The Debug Pane in Google Tag Manager requires an entirely different set of permissions than the rest of Tag Manager. It loads data from a different domain, and must also load style information because it is responsible for displaying visual information to the user. Because the Debug Pane is not used for general website viewing, you may want your policy to always allow these additional resources. You could use a more permissive policy on your dev servers, or see the following section about using Charles Proxy to edit the policy for a page while you are viewing it.
In order for the Debug Pane to be usable, the domain tagmanager.google.com must be added to the source list for the
script-src directive if it is defined explicitly or through the
default-src directive. Additionally, if the
style-src directive is defined, either explicitly or through the
default-src directive, then its source list must be updated to include both tagmanager.google.com and ‘unsafe-inline’ (with quotes). Content Security Policy may block additional requests for icon images and fonts, but allowing these are not necessary for the Debug Pane to be functional.
Using Charles to Modify Content Security Policy
In a previous post, I explained how to set up Charles Proxy to debug Google Analytics requests. Charles can also be used to test and debug edits to the Content Security Policy for your site, by editing the HTTP headers of requests before they are received by your browser.

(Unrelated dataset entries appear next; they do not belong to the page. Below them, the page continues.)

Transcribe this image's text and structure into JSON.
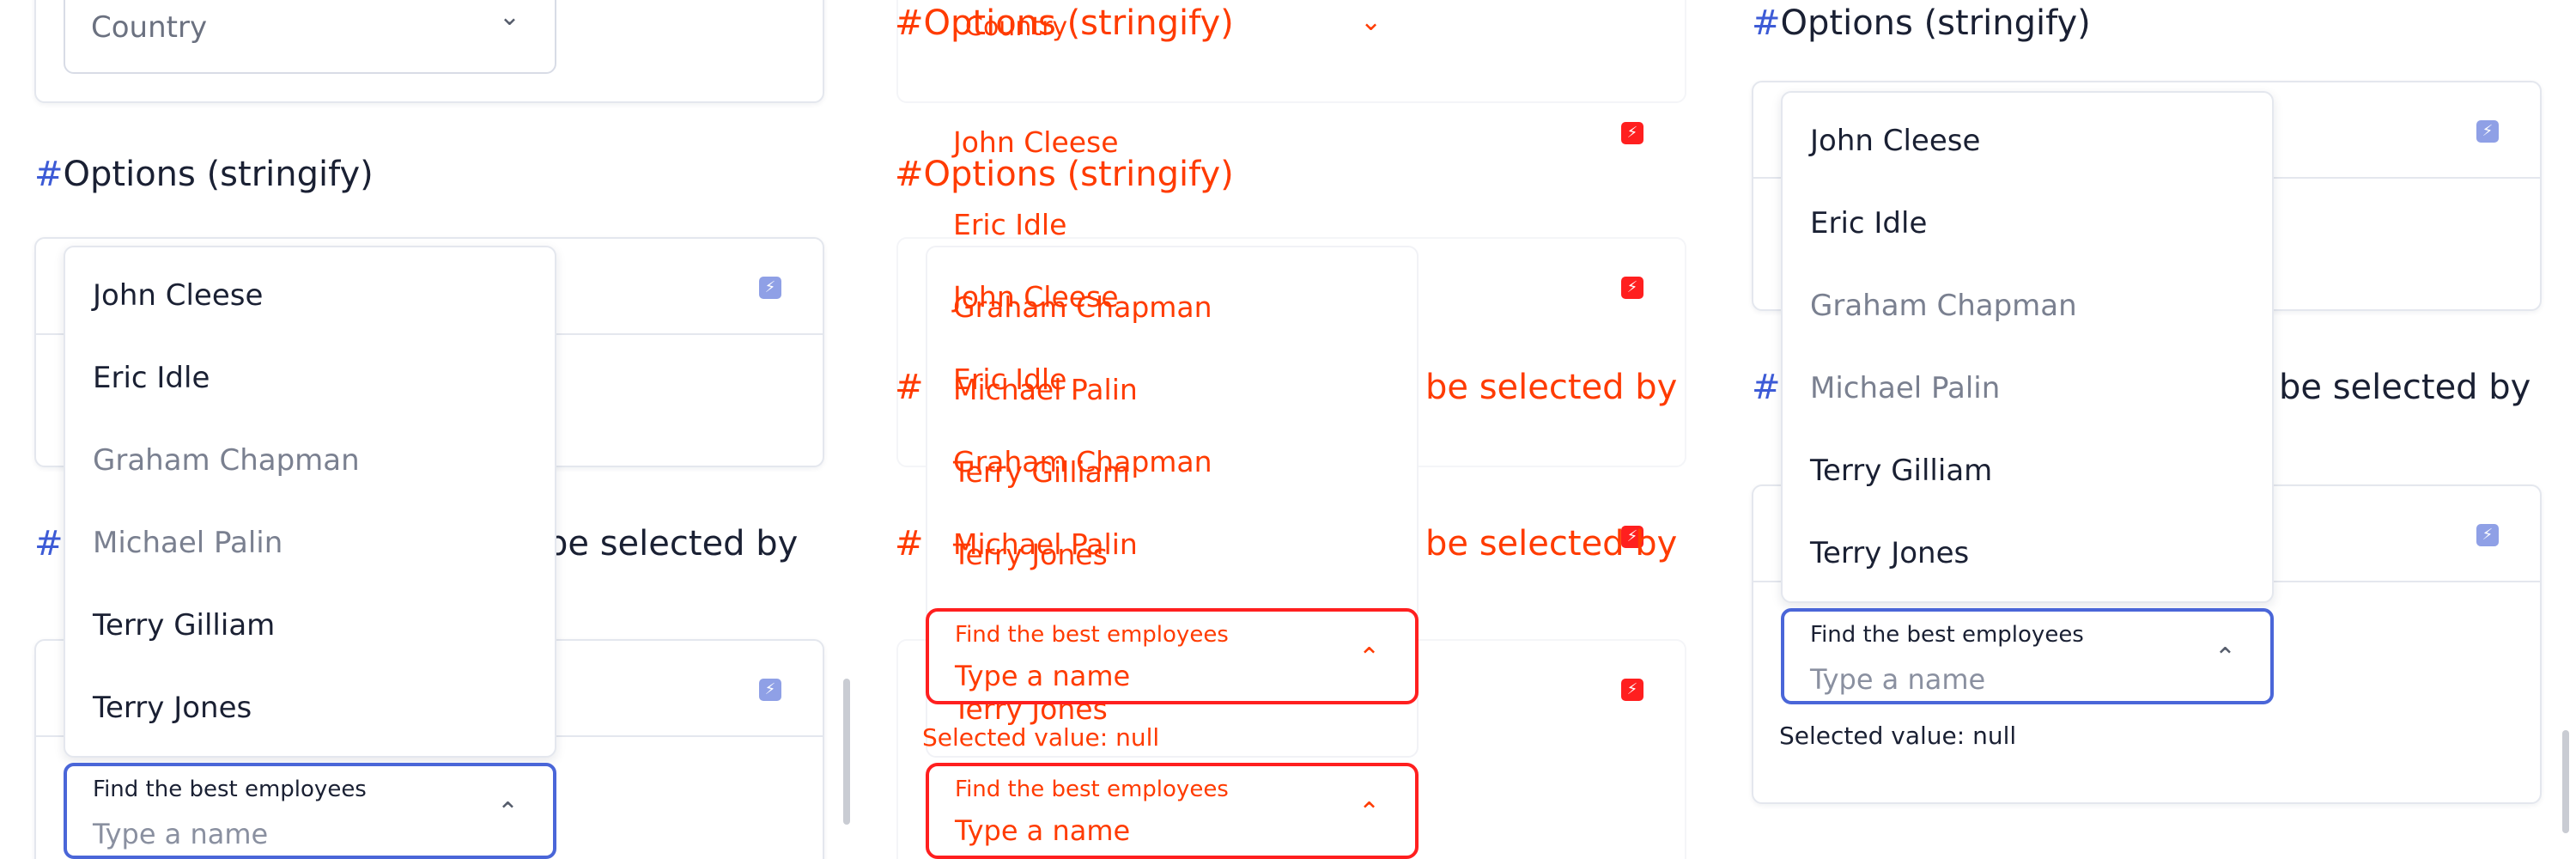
{
  "texts": {
    "country": "Country",
    "options_heading": "Options (stringify)",
    "partial_heading": "be selected by",
    "field_label": "Find the best employees",
    "field_placeholder": "Type a name",
    "selected_value": "Selected value: null",
    "hash": "#"
  },
  "options": [
    {
      "label": "John Cleese",
      "disabled": false
    },
    {
      "label": "Eric Idle",
      "disabled": false
    },
    {
      "label": "Graham Chapman",
      "disabled": true
    },
    {
      "label": "Michael Palin",
      "disabled": true
    },
    {
      "label": "Terry Gilliam",
      "disabled": false
    },
    {
      "label": "Terry Jones",
      "disabled": false
    }
  ],
  "icons": {
    "zap": "⚡",
    "chevron_down": "⌄",
    "chevron_up": "⌃"
  },
  "colors": {
    "accent": "#4a66d8",
    "hash": "#3d5bd6",
    "overlay_red": "#ff1f1f",
    "overlay_orange": "#ff3b00"
  }
}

From the Tools menu, select “Rewrite.” Underneath the left list, click “Add” to create a new set of Rewrite rules. In this set of rules, add a new Location at the top and enter your site’s address. Add a new rule at the bottom that will overwrite the Content Security Policy header.

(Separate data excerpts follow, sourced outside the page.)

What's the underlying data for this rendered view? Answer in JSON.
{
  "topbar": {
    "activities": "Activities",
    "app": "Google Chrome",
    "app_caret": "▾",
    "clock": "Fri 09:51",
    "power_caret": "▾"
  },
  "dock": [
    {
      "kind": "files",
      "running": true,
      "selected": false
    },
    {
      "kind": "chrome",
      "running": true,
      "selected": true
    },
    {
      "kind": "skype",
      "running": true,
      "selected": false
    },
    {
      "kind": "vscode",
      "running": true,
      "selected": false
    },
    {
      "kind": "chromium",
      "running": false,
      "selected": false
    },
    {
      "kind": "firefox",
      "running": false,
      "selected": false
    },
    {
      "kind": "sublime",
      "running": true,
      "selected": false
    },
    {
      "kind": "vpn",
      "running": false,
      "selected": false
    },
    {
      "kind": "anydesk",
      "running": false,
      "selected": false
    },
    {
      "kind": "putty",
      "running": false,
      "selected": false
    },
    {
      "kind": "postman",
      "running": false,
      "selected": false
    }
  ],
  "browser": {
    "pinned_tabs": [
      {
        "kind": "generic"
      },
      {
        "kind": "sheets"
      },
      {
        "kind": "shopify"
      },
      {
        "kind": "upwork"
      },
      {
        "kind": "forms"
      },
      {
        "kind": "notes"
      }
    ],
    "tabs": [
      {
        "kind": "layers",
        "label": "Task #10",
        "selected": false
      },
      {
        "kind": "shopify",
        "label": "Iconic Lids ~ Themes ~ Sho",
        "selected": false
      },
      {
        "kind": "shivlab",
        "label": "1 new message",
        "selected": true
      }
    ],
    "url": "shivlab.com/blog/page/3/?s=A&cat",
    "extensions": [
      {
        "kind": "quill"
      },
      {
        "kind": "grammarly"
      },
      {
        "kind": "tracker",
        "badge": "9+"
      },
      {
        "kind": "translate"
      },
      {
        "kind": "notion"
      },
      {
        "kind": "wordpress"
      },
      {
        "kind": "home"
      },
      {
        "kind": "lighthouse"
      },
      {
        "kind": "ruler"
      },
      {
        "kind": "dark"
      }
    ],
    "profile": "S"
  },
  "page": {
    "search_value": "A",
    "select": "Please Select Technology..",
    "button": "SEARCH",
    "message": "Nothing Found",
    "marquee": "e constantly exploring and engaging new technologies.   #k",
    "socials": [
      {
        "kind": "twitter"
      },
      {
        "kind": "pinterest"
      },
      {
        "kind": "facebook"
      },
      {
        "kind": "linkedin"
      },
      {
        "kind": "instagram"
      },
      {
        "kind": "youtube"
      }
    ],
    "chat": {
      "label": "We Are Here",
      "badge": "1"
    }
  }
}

Inside the rule, select “Modify Header” from the dropdown, and make sure the checkbox for Response is selected and Request is cleared. Under the “Replace” menu, enter “Content-Security-Policy” for the name and your new policy as the vale. Viola! You are in business.
Content Security Policy is a useful browser feature for enhancing the security of your website. Using it in conjunction with Google Analytics requires some coordination, but the amount of effort is minimal. In order to use Google Tag Manager, you will lose some of the benefits of CSP and you will have to do more work to manage what assets must be allowed, but it still provides significant security benefit with a manageable amount of maintenance overhead.